À la fin de la soirée, le directeur général d’Éducaloi, Frédérick Roussel, a rappelé que les solutions proposées par toutes les équipes seront considérées, pas seulement celle de l’équipe gagnante. Rien de surprenant, car la compétition a été véritablement serrée et qu’il n’est pas exclu de prendre le meilleur de chacune des solutions présentées afin d’aboutir à un résultat optimal qu’Éducaloi aimerait proposer au ministère de la Justice et à d’autres partenaires.

« Le tri des dossiers qui ne sont pas admissibles aux petites créances est important pour réduire le traitement, soutient Frédérick Roussel. Idem pour des outils qui permettent aux citoyens de vérifier s’ils ont les preuves nécessaires. »

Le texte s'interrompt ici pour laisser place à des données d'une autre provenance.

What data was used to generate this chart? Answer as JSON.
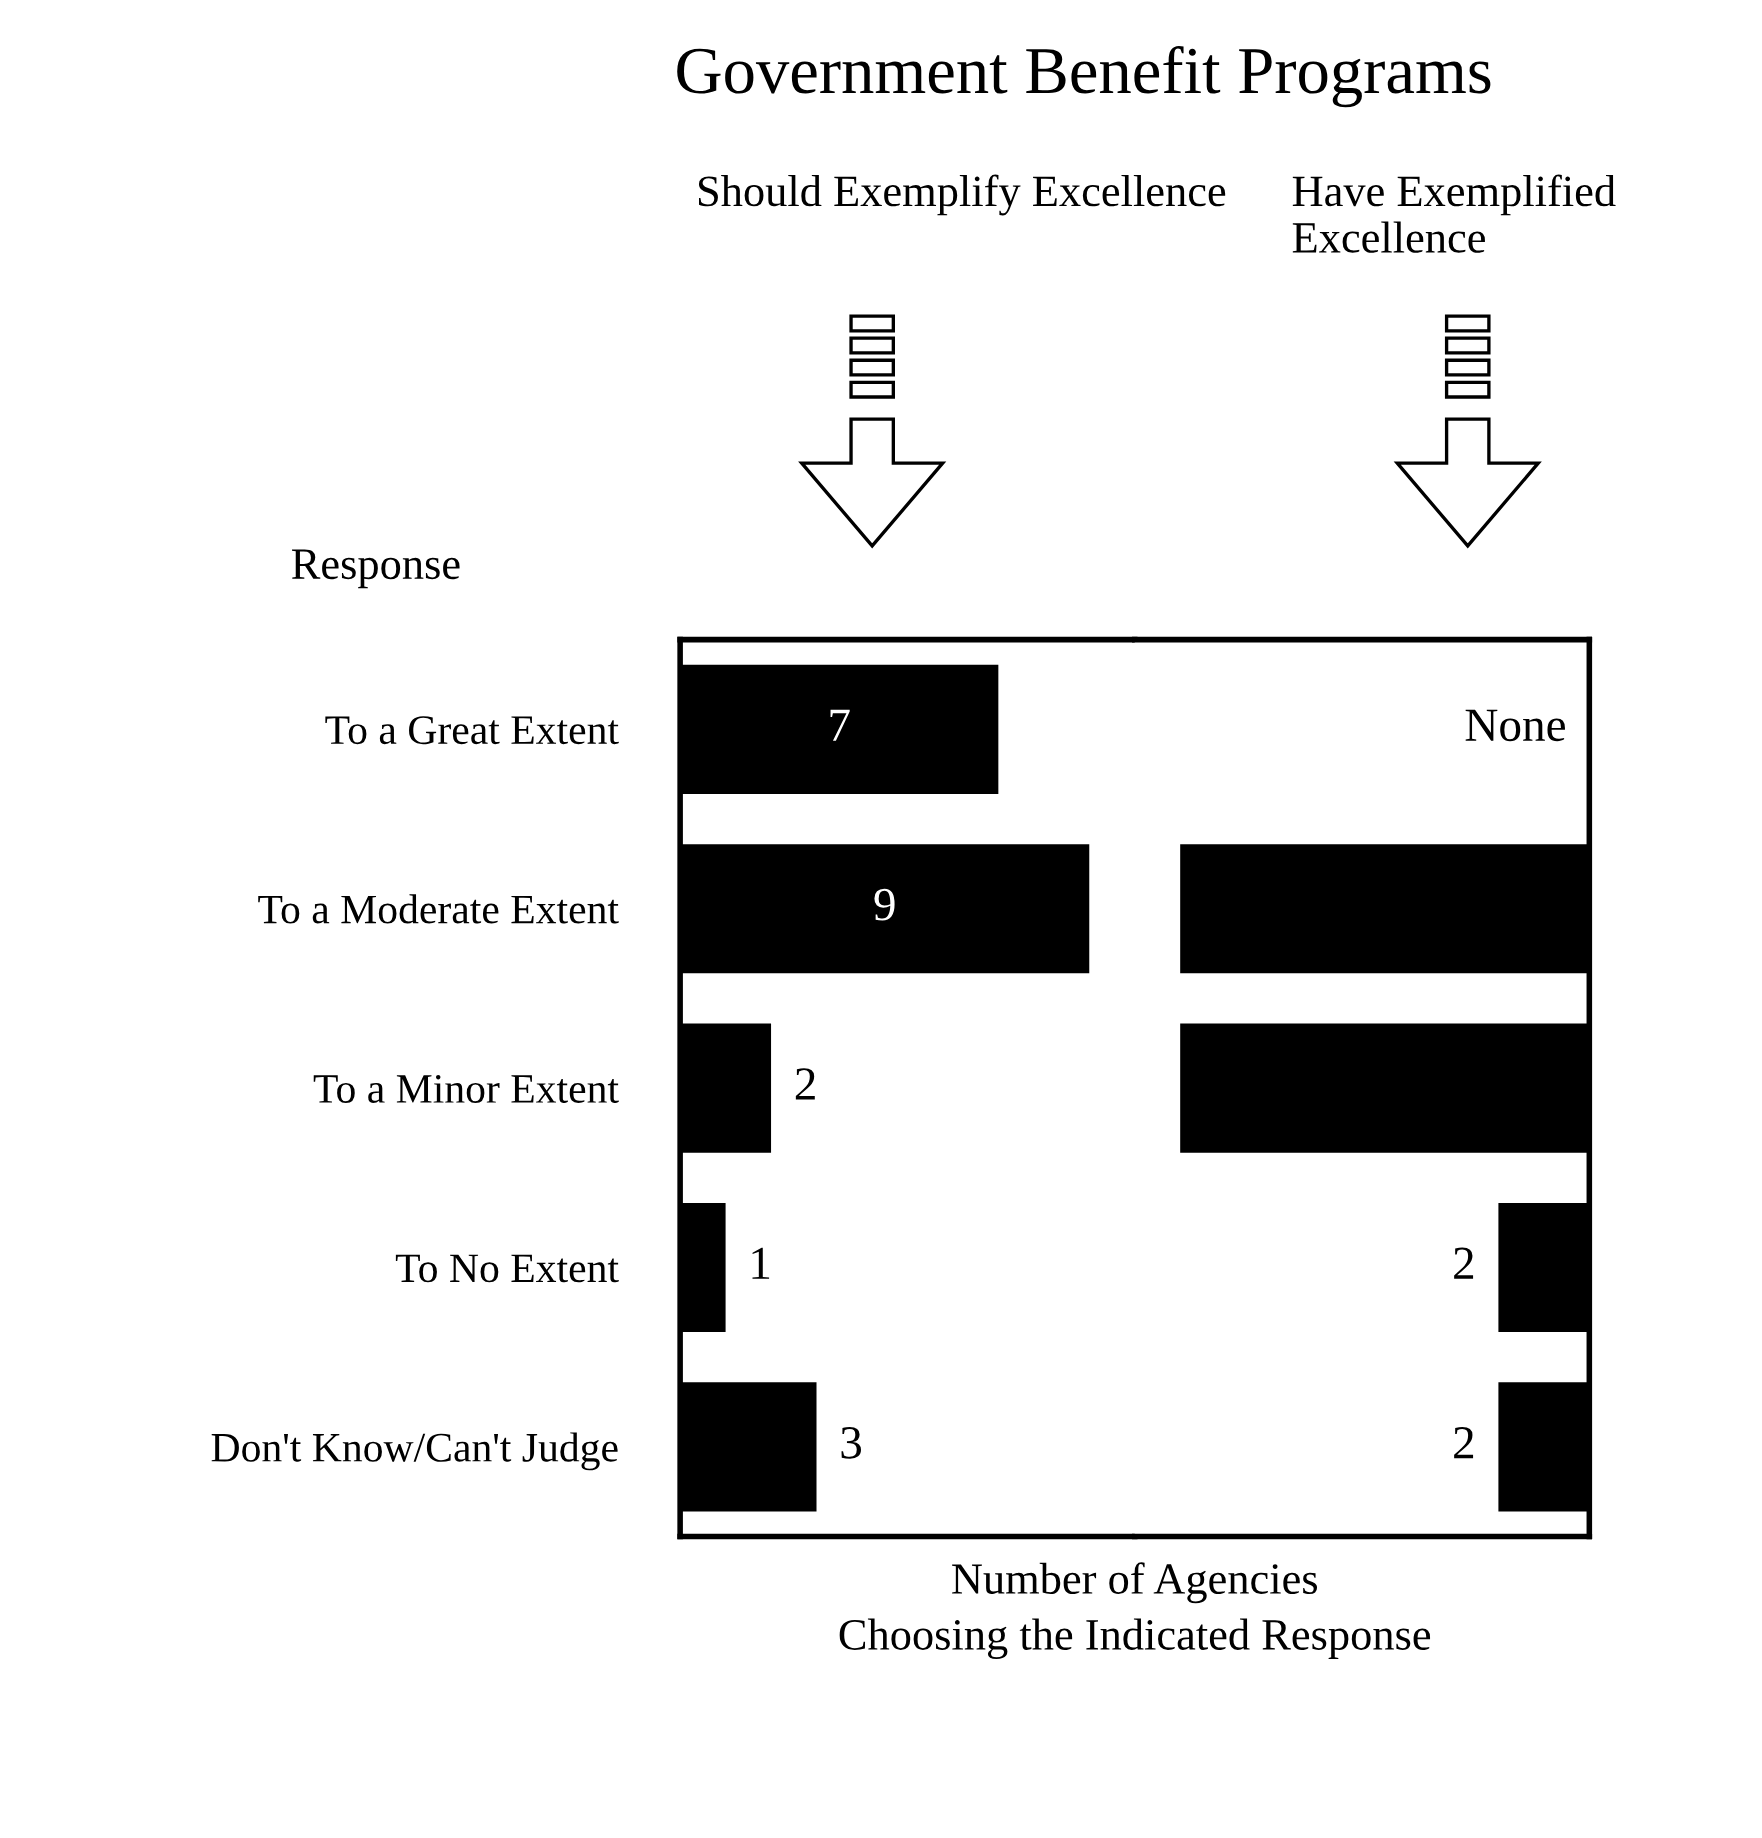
{
  "chart_data": [
    {
      "type": "bar",
      "orientation": "horizontal",
      "title": "Government Benefit Programs",
      "subtitle": "Should Exemplify Excellence",
      "ylabel": "Response",
      "xlabel": "Number of Agencies\nChoosing the Indicated Response",
      "categories": [
        "To a Great Extent",
        "To a Moderate Extent",
        "To a Minor Extent",
        "To No Extent",
        "Don't Know/Can't Judge"
      ],
      "series": [
        {
          "color": "#000000",
          "values": [
            7,
            9,
            2,
            1,
            3
          ],
          "value_labels": [
            "7",
            "9",
            "2",
            "1",
            "3"
          ]
        }
      ],
      "xlim": [
        0,
        10
      ],
      "tick_labels": "y",
      "grid": false
    },
    {
      "type": "bar",
      "orientation": "horizontal",
      "subtitle": "Have Exemplified Excellence",
      "categories": [
        null,
        null,
        null,
        null,
        null
      ],
      "series": [
        {
          "color": "#000000",
          "values": [
            0,
            9,
            9,
            2,
            2
          ],
          "value_labels": [
            "None",
            null,
            null,
            "2",
            "2"
          ]
        }
      ],
      "xlim": [
        10,
        0
      ],
      "tick_labels": false,
      "grid": false
    }
  ]
}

Il ne faut pas oublier le côté humain et psychologique, ajoute-t-il. « Une cause aux petites créances est souvent source de stress ».

En activité depuis trois ans, Millénium Québecor a pour mission de développer une culture entrepreneuriale responsable et de soutenir la réalisation de projets d’entreprises qui ont un impact dans la société en impliquant des étudiantes et étudiants de l’Université de Montréal, toutes disciplines confondues.

Le défi d’innovation qui vient d’être réalisé en collaboration avec Éducaloi a pour but premier de développer les compétences transversales des étudiantes et étudiants, a expliqué en entrevue Marie-Claude Lemire, directrice générale de Millénium Québecor – Université de Montréal.

« L’idée de base, c’est d’offrir à des étudiants la possibilité de travailler sur les solutions à des problématiques », a-t-elle précisé. Un exercice qui leur permet de développer de nouvelles compétences et la capacité de travailler avec des personnes issues d’autres disciplines que la leur.